Taking advantage of tens of millions of dollars from the federal infrastructure funding bill, the governor has proposed about an 8% increase in port calls for the next fiscal year over 2019 levels. Lawmakers are reviewing the governor’s budget.

That proposed boost in vessel traffic assumes the ferry system can hire more than 300 new workers and get them trained and on board before the summer busy season starts. In particular, plans to return the Columbia to service — the largest vessel in the fleet — is dependent on hiring new crew to restaff the ship, which has been held out of service since October 2019 to save money.

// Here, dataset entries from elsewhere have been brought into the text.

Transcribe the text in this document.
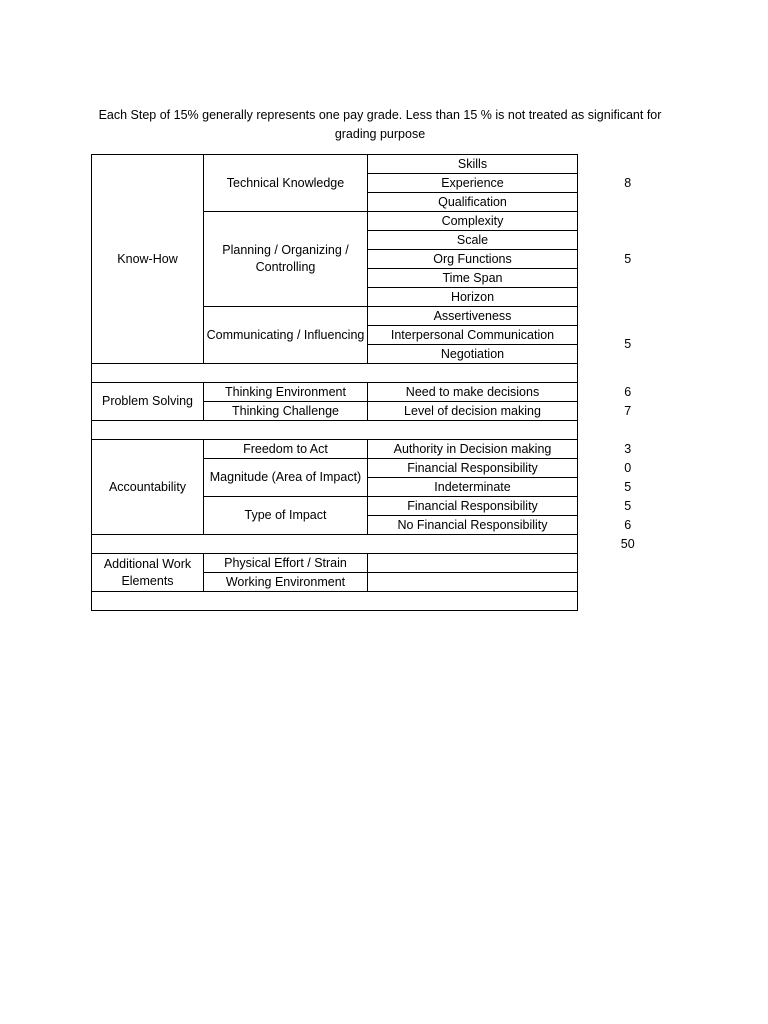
Each Step of 15% generally represents one pay grade. Less than 15 % is not treated as significant for
grading purpose
Know-How	Technical Knowledge	Skills	8
		Experience	
		Qualification	
	Planning / Organizing / Controlling	Complexity	5
		Scale	
		Org Functions	
		Time Span	
		Horizon	
	Communicating / Influencing	Assertiveness	
		Interpersonal Communication	5
		Negotiation	

Problem Solving	Thinking Environment	Need to make decisions	6
	Thinking Challenge	Level of decision making	7

Accountability	Freedom to Act	Authority in Decision making	3
	Magnitude (Area of Impact)	Financial Responsibility	0
		Indeterminate	5
	Type of Impact	Financial Responsibility	5
		No Financial Responsibility	6
			50
Additional Work Elements	Physical Effort / Strain		
	Working Environment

Even before COVID cut into passenger loads, the ferry system’s numbers were down substantially, dropping from almost 373,000 passengers on Southeast routes in 1992 to just 152,000 in 2019, with critics blaming rising fares and less convenient schedules for the steep fall in passengers and revenues to the heavily subsidized service.

Passenger, vehicle and stateroom revenues covered more than 60% of the ferry system’s operating expenses in 1992, falling to about 35% in 2019, according to data presented by the Transportation Department at last week’s House subcommittee hearing.